November 11, 2022 by Tobias Hunger

Rust and C++ Interoperability

In this blog post, I want to explore both directions of integration between Rust and C++ and present some tools we use in Slint.


This blog post is based on a presentation I gave at EuroRust 2022 in Berlin. Slides are available, as is the video recording.

Here at Slint we work on an UI toolkit written in Rust. A UI toolkit is useful for other languages and eco-systems in addition to the one it was written in, so Slint comes with C++ and even Javascript APIs. Those APIs must of course feel fully native to developers using those languages. For this reason we've a strong interest in how to provide native-feeling APIs to Rust code for users in the C++ world.

Slint can (optionally) make use of existing C++ code to integrate into the different operating system environments. This includes topics like widget styling, accessibility, and more. This is why we also care about exposing existing C++ code into the Rust world.

If you need an open source C or C++ library in your Rust project: Have a look at crates.io or lib.rs: Maybe somebody else has already done the work for you?

For readers with a C++ background

As a Rustacean I use "safe" in the Rust sense: Code is safe if the rust compiler has made sure all the properties needed to enforce memory safety are met. As the Rust compiler can not parse C++ code and check the properties there, all C++ code is unsafe by definition. This doesn't mean that the "unsafe" C++ code triggers undefined behavior or do invalid memory accesses, just that it could.

You don't need to know Rust for this post, but one concept you will run into is Rust macros. They are different from C macros. A Rust macro is a function written in Rust that accepts a stream of tokens as input and produces a stream of tokens as output. The compiler runs this function at compile time whenever it encounters the macro in code, passing in the current stream of tokens and replacing it by the generated stream. This mechanism makes for powerful macros that are still "hygienic": They won't change the meaning of code around them.

Language level integration

Let's first look at language level integration: How to make Rust call code written in C++ and the other way around.

The Rust compiler can not understand C++ code. This makes it necessary to tell the Rust compiler about code you want to use on the C++ side. A bit of glue code is needed: Language bindings. Bindings define functions and data types available on the C++ side in a way that the Rust compiler can understand. Once a binding is available, Rust code can use those bindings to call code on the C++ side. The same is of course also true in the other direction: The C++ compiler also needs language bindings to tell it about code available on the Rust side.

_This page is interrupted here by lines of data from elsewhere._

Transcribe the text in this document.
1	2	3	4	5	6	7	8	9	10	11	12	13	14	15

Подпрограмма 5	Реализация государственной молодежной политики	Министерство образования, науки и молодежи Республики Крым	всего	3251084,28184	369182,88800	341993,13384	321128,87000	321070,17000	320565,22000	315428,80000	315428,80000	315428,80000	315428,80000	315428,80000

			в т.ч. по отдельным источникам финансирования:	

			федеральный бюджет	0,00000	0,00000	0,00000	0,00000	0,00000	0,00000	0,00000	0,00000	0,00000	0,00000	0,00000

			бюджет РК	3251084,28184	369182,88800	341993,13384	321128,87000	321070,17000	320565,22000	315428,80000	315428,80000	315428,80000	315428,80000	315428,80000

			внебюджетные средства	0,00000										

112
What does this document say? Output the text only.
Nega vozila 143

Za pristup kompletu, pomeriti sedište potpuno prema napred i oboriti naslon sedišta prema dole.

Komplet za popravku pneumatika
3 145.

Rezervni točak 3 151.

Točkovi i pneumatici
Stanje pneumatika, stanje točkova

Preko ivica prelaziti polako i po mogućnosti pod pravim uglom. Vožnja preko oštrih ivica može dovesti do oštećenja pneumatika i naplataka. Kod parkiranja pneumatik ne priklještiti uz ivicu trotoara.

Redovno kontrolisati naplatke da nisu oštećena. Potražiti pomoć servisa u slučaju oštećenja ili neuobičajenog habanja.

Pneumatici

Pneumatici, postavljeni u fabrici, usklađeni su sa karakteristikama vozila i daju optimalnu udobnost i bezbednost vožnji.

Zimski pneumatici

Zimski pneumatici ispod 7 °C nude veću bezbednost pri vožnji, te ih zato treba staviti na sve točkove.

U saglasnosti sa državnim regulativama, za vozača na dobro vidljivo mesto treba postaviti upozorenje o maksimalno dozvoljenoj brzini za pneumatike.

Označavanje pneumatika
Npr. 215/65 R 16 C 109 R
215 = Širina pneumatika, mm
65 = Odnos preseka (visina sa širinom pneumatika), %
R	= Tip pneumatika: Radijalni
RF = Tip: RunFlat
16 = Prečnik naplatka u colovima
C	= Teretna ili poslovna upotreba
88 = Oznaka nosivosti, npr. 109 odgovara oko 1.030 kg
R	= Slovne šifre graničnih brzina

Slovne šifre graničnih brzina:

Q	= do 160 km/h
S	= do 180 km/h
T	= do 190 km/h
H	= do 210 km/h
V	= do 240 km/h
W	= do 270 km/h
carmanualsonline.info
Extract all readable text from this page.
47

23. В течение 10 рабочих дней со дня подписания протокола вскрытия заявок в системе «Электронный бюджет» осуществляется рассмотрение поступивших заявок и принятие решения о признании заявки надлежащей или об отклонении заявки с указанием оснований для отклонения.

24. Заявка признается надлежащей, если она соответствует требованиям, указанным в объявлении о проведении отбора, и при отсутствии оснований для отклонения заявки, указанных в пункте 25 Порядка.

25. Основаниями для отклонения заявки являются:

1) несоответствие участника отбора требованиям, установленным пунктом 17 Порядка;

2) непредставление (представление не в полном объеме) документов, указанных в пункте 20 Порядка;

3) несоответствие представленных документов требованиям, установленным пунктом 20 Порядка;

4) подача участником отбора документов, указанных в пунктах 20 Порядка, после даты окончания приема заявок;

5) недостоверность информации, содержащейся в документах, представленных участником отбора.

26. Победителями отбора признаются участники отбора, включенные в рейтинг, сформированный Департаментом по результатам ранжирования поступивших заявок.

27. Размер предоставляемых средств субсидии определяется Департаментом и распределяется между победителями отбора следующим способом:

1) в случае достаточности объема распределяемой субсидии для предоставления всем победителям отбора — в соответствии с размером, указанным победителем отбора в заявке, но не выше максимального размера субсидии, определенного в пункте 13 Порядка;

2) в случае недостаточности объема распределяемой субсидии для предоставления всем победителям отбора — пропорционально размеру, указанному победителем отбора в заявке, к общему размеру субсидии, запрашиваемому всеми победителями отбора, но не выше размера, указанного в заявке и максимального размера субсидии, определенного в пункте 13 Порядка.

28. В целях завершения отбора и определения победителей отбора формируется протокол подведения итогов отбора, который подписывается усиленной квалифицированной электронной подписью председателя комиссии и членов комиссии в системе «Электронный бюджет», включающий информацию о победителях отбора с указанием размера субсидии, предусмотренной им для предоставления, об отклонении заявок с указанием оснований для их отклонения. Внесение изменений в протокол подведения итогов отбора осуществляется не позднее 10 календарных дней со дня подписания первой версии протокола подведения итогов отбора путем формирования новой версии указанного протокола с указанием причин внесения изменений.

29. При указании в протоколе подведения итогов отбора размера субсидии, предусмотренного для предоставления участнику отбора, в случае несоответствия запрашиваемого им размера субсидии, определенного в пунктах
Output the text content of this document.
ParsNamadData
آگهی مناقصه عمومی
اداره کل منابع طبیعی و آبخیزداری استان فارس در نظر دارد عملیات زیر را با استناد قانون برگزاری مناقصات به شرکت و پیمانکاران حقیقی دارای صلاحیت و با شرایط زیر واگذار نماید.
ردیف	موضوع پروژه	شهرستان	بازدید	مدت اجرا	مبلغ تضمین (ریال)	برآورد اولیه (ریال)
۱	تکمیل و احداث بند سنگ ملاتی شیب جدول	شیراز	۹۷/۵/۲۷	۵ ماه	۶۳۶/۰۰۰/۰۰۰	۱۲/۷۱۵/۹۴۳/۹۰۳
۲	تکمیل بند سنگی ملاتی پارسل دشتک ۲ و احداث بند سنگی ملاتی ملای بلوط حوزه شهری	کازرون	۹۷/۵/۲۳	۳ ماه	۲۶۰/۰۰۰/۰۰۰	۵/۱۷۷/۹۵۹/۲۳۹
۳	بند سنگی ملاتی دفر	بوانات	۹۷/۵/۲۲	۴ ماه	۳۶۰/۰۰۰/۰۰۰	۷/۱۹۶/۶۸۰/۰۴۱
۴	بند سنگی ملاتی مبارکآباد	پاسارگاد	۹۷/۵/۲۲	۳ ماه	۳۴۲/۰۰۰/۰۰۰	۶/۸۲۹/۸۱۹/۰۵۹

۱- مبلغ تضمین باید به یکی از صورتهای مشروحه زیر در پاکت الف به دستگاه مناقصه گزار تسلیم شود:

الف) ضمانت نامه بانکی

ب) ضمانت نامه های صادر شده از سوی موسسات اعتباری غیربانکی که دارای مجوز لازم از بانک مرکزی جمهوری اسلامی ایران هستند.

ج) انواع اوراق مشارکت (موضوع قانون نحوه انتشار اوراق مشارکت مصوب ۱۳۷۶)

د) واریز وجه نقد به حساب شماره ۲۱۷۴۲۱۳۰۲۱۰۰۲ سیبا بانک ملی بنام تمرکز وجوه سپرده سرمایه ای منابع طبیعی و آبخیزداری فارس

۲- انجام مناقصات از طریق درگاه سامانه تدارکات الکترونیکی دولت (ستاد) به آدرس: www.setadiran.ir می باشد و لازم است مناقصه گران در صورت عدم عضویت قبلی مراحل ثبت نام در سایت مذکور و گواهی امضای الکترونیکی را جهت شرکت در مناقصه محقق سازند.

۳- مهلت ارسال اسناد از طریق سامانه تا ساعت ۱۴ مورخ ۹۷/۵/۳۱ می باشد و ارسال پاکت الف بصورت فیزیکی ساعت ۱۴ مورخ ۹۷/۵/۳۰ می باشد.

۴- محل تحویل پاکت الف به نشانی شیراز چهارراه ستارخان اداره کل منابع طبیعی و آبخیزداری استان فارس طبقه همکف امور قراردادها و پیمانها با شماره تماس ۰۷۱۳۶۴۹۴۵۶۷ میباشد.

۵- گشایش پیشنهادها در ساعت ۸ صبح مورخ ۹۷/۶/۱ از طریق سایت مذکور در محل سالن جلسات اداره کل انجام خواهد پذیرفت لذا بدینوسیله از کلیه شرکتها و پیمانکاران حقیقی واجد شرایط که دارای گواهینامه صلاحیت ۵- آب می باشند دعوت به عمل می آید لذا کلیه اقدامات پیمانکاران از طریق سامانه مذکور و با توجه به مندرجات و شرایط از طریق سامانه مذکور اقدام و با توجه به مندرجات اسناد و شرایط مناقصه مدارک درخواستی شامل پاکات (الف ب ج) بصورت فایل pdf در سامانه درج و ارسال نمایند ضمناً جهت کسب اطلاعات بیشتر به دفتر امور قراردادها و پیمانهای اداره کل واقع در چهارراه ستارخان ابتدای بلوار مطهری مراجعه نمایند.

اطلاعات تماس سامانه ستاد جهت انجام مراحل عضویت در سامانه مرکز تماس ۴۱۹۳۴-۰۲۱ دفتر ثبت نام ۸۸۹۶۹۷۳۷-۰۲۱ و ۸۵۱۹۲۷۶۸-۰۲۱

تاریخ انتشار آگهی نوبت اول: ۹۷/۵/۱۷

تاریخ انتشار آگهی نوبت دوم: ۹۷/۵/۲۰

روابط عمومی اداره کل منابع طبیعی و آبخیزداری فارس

This means you can not mix and match C++ and Rust code, but need defined interfaces to cross from one language into the other.

Challenges

All we need to do is to generate some bindings and everything is smooth sailing from there on out. How hard can that be?

There are a number of challenges:

  • The two languages we want to map to each other do have very different concepts. Rust has a different macro system than C++, C++ has inheritance, Rust uses a system of traits instead (where these two concept do not map directly to each other), Rust has life-times, something foreign to C++. C++ templates and Rust generics address similar problems, but approach them differently. All these mismatches makes it hard to map between the two languages.
  • Rust does not have a defined Application Binary Interface (ABI): This means the Rust compiler is free to change how it represents data types or function calls in the binary output it generates. Of course that makes it challenging to exchange data in binary form. The situation on the C++ side isn't too different: The ABI is compiler defined. This is why you can not mix libraries generated with MSVC and GCC. The least common denominator is the C foreign function interface (FFI). This provides a stable binary interface, but it also limits the interface to what can be expressed in the C programming language. Despite this limitation, C FFI is the backbone most inter-language communication (not only between Rust and C++) is build upon.
  • Both languages have data types to express concepts like strings of text, but the internal representation of these data types differ. For example both languages offer a way to represent a dynamic sequence of elements of the same type stored next to each other. That's std::vector in C++ or std::Vec in Rust. Both define a vector as a pointer to some memory, a capacity and a length. But what type does the pointer have? How does the data pointed to need to be aligned in memory? What type represents capacity and length? In which sequence are pointer, capacity and length stored? Any mismatch in these or other details makes it impossible to map one language's type to the other language conceptually similar type.
  • Even if the data structure happens to match: Different languages may have different requirements on the data stored in those data types. For example a string needs to be valid UTF-8 in Rust, while to C++ it's just a sequence of bytes - the programmer surely knows what encoding to used. This means it's always safe to pass a string from Rust to C++ (assuming all the little details about the string type in the standard libraries happen to match), but passing a string from C++ to Rust might trigger a panic.
  • Another problem comes in the form of inlined code. This code isn't directly callable with just the binary. Instead it's inserted wherever the inlined code is used. This requires the compiler to be able to compile the code in question: The Rust compiler can obviously not inline C++ code and neither can the C++ compiler inline Rust code. This is a widely used technique: In C++ all templates are effectively inline code.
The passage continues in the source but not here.